Ihn nun zum zynischen Verräter an hohen Idealen zu stilisieren hiesse wohl, dieses Blumenkind zu verkennen. Er habe «Rolling Stone» gegründet, um John Lennon kennenzulernen, hatte er einem Mitarbeiter der ersten Stunde gestanden. Rastlos, besessen, skrupellos und genial, das Exempel eines erfolgreichen Unternehmers, hat der blauäugige Knabe aus San Francisco seinen Erfolg erworben, um endlich dabeisein zu können bei den Stars und ihren Parties. Rosengärten und Ideale hatten andere gesucht - Wenner wollte «fun».

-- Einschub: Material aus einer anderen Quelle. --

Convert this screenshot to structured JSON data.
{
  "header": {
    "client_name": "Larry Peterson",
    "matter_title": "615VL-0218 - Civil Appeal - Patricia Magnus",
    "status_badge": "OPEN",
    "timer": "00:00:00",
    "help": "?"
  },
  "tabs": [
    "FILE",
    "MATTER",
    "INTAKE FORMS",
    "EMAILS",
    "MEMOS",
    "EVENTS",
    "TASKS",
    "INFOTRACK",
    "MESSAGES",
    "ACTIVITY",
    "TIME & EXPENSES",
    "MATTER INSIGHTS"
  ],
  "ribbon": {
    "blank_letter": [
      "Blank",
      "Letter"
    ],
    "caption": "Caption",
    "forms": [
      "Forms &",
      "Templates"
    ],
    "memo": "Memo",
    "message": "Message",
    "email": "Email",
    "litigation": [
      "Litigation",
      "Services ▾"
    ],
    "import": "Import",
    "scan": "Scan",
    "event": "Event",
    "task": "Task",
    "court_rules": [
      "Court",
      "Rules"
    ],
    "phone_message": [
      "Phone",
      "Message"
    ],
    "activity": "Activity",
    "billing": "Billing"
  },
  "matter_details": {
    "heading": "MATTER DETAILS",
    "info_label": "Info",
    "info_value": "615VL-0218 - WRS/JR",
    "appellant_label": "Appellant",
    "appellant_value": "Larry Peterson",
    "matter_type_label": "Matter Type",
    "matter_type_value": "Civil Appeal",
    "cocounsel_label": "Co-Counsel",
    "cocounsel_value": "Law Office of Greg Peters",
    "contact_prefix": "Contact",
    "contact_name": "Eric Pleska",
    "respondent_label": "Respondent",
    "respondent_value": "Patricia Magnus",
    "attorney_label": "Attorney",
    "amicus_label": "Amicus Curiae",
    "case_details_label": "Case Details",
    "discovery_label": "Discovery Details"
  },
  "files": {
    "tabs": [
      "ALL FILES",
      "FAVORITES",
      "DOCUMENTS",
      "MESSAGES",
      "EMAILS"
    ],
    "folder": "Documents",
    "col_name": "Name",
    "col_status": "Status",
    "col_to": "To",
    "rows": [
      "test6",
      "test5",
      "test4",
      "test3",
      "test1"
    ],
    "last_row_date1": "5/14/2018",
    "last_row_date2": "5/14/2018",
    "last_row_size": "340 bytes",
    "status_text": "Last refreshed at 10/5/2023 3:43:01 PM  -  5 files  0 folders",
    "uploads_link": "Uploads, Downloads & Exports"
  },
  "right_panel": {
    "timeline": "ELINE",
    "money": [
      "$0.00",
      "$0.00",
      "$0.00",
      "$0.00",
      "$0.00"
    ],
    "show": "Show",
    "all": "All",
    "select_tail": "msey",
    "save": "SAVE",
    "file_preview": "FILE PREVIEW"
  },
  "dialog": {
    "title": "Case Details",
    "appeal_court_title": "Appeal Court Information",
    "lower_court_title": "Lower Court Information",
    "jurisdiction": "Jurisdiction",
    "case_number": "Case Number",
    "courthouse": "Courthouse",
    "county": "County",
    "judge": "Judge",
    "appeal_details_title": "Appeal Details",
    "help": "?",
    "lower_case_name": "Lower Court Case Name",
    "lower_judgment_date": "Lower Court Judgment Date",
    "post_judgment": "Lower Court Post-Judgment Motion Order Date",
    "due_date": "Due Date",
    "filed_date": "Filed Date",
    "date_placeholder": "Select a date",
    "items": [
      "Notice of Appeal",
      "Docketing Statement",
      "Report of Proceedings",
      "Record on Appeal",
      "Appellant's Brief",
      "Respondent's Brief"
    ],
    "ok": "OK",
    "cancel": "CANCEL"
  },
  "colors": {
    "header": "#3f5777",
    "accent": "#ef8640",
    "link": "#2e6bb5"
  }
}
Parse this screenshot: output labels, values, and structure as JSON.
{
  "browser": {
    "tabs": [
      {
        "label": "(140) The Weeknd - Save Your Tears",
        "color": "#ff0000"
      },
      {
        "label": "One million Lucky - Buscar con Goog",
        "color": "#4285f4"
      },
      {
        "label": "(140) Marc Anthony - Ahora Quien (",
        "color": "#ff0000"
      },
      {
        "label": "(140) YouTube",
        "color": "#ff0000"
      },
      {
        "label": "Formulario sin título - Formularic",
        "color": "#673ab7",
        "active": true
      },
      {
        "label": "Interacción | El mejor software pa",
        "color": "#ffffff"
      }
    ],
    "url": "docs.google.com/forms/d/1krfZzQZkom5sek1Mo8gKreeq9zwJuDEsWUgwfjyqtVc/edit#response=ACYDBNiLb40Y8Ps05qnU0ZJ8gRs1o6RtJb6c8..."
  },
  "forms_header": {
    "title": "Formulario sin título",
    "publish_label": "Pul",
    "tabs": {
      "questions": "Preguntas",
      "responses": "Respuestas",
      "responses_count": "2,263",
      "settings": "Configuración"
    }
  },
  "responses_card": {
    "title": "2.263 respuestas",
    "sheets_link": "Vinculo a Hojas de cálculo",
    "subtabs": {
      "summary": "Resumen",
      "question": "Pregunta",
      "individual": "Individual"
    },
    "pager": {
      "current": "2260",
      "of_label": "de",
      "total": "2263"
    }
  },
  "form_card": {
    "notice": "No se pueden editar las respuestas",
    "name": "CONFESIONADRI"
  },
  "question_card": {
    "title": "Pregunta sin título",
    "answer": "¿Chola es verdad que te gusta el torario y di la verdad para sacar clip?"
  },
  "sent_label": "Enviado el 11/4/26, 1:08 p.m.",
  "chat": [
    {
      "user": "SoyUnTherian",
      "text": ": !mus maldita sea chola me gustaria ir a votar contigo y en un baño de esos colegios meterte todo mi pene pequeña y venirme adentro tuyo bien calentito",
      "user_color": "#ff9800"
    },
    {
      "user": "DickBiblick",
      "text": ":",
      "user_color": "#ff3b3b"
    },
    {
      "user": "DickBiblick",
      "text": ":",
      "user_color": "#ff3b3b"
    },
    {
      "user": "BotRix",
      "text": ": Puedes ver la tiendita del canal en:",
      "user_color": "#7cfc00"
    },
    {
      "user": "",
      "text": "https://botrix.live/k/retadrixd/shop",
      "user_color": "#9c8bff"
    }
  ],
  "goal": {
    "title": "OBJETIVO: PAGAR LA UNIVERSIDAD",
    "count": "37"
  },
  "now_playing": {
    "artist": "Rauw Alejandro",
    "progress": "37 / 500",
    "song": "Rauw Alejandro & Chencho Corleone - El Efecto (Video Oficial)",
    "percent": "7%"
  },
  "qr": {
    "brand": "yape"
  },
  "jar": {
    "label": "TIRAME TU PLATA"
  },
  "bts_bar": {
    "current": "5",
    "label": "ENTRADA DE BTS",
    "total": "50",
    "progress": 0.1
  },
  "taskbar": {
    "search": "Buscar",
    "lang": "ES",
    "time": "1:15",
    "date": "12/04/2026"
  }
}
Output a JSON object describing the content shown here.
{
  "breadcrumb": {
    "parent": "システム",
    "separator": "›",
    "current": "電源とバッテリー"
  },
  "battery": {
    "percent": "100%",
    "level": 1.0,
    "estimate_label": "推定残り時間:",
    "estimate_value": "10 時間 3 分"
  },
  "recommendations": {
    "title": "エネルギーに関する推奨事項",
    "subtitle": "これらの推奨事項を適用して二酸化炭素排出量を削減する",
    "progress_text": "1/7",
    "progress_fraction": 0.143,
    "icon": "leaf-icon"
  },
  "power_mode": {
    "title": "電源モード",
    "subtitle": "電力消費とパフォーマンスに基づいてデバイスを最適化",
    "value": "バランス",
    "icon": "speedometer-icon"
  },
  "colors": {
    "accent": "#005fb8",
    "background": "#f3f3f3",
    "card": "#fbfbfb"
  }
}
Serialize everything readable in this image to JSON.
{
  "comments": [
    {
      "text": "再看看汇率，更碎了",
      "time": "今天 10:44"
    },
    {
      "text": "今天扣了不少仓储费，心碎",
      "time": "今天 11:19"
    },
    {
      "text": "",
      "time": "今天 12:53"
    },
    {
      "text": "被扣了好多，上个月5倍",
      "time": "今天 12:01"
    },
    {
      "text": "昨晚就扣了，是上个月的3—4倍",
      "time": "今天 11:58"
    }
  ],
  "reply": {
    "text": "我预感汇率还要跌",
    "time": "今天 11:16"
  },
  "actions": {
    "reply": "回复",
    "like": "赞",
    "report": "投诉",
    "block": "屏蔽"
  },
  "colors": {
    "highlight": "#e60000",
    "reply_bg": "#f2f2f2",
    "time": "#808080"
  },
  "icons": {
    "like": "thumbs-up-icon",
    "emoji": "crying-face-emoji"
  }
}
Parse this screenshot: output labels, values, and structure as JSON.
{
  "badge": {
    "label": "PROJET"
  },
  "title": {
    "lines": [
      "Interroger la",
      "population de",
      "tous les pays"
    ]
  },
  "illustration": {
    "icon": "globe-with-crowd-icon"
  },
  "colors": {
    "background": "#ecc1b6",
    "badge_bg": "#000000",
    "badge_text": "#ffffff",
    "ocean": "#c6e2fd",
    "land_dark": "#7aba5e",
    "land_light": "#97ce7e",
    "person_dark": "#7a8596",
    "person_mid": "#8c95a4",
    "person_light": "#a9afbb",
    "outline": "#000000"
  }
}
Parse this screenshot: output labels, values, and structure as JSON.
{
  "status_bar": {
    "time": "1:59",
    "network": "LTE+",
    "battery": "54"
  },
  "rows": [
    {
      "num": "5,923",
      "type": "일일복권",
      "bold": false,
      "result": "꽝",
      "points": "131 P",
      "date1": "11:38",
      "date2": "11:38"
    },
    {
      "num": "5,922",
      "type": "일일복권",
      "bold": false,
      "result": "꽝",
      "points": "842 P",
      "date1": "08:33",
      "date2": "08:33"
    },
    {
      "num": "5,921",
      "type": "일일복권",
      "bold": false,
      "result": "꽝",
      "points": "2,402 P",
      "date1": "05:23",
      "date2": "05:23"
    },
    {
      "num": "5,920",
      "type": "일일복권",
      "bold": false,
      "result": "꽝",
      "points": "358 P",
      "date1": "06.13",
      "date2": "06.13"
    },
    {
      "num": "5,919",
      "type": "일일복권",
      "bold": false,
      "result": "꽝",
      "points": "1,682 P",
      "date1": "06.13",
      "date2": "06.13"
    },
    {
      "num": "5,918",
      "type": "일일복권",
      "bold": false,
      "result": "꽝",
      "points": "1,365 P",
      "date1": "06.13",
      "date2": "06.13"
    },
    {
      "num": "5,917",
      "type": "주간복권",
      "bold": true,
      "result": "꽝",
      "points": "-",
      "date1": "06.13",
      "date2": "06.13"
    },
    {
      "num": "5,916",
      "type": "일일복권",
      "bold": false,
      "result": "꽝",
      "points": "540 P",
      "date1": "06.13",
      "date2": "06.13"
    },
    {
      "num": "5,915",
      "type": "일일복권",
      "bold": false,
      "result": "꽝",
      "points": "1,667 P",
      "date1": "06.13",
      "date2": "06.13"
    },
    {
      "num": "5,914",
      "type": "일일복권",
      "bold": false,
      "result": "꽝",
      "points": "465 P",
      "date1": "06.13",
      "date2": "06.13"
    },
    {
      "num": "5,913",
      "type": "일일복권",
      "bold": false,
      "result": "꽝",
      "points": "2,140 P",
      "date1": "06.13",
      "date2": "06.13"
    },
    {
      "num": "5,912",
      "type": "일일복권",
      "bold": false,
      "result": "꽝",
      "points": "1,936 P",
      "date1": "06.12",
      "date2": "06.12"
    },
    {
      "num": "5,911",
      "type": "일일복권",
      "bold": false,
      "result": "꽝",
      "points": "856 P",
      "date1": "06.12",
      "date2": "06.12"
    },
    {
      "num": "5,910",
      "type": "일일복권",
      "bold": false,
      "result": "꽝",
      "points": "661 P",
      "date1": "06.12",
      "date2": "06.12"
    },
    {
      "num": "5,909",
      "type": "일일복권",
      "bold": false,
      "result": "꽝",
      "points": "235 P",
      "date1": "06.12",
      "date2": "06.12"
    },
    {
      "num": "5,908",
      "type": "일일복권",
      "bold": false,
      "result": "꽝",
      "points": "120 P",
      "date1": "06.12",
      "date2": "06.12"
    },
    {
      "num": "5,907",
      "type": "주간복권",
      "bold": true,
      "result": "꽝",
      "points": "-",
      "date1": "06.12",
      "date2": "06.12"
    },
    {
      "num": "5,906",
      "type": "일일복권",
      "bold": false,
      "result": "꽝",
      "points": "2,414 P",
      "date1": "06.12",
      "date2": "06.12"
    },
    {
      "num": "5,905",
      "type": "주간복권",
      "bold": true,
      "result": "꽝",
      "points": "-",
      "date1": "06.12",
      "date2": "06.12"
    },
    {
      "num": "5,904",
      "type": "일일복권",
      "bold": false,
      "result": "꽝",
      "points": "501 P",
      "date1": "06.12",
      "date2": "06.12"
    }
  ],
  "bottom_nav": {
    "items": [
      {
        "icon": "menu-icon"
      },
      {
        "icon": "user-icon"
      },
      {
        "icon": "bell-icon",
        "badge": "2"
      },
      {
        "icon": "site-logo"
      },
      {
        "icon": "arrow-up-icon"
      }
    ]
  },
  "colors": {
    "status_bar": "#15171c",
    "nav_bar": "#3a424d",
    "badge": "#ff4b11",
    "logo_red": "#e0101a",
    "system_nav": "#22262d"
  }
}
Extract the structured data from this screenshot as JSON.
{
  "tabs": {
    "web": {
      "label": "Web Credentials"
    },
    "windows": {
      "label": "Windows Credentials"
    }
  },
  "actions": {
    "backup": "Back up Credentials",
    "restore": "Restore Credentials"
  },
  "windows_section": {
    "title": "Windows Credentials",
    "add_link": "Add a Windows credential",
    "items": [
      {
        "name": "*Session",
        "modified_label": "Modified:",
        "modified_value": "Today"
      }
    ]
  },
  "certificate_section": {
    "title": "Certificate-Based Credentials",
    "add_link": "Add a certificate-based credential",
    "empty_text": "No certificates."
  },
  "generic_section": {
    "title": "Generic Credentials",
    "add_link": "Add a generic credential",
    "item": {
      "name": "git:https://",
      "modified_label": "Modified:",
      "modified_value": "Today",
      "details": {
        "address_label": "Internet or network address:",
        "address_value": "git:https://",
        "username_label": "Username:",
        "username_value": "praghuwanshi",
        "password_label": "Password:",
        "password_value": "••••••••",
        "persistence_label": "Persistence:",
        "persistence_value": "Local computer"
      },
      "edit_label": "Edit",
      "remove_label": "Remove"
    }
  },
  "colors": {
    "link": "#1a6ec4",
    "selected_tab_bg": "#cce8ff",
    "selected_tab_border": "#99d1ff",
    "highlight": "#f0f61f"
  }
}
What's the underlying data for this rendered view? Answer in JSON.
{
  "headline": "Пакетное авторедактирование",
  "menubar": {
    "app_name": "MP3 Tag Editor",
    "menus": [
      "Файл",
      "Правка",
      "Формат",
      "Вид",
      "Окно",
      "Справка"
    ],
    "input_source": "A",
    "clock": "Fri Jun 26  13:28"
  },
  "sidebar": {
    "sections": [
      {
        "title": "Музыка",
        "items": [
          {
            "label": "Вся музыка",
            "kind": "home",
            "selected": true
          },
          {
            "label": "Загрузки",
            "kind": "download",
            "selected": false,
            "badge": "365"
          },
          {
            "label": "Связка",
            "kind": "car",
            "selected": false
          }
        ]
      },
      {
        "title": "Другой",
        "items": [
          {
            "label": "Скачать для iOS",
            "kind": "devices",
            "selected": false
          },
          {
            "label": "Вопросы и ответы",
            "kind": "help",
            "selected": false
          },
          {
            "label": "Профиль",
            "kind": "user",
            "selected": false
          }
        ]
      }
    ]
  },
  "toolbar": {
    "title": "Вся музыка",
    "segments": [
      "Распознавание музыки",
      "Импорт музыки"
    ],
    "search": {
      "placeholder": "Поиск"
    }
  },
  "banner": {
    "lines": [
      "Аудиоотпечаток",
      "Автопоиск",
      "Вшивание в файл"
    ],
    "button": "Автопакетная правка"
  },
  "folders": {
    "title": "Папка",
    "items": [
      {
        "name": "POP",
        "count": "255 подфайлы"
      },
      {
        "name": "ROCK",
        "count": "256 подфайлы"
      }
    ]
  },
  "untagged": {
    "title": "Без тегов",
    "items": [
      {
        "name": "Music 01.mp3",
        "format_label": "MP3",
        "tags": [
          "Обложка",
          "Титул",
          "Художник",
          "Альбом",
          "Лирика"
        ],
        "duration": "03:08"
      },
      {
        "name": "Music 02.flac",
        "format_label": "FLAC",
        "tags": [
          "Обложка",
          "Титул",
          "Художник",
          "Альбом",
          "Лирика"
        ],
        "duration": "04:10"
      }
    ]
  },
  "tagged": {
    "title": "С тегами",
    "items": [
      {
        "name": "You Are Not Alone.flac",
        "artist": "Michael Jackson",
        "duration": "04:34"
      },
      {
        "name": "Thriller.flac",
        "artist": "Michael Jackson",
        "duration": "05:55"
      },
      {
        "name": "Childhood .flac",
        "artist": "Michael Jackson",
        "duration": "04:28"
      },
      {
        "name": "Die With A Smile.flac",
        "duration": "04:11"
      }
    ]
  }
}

Im Entrée der heutigen «Rolling Stone»-Büros in New York hängt neben dem Platz der Empfangsdame ein Kunstwerk an der Wand: eine zersplitterte E-Gitarre, in einen eleganten Kubus aus Plastic eingegossen. Sie gehörte Pete Townshend, dem Gitarristen der Who, der einst nach jedem Konzert seine Gitarre zertrümmerte und der in einem der ersten grossen «Rolling Stone»-Interviews über Ursprung, Sinn und Symbolik dieser rituellen Handlung Auskunft gegeben hatte. Die Provo-Sponti-Aktion in hygienischem Plastic als teures Kunstwerk - Moos hat eben viele Erscheinungsformen.

Kathrin Meier-Rust ist freie Journalistin in Washington.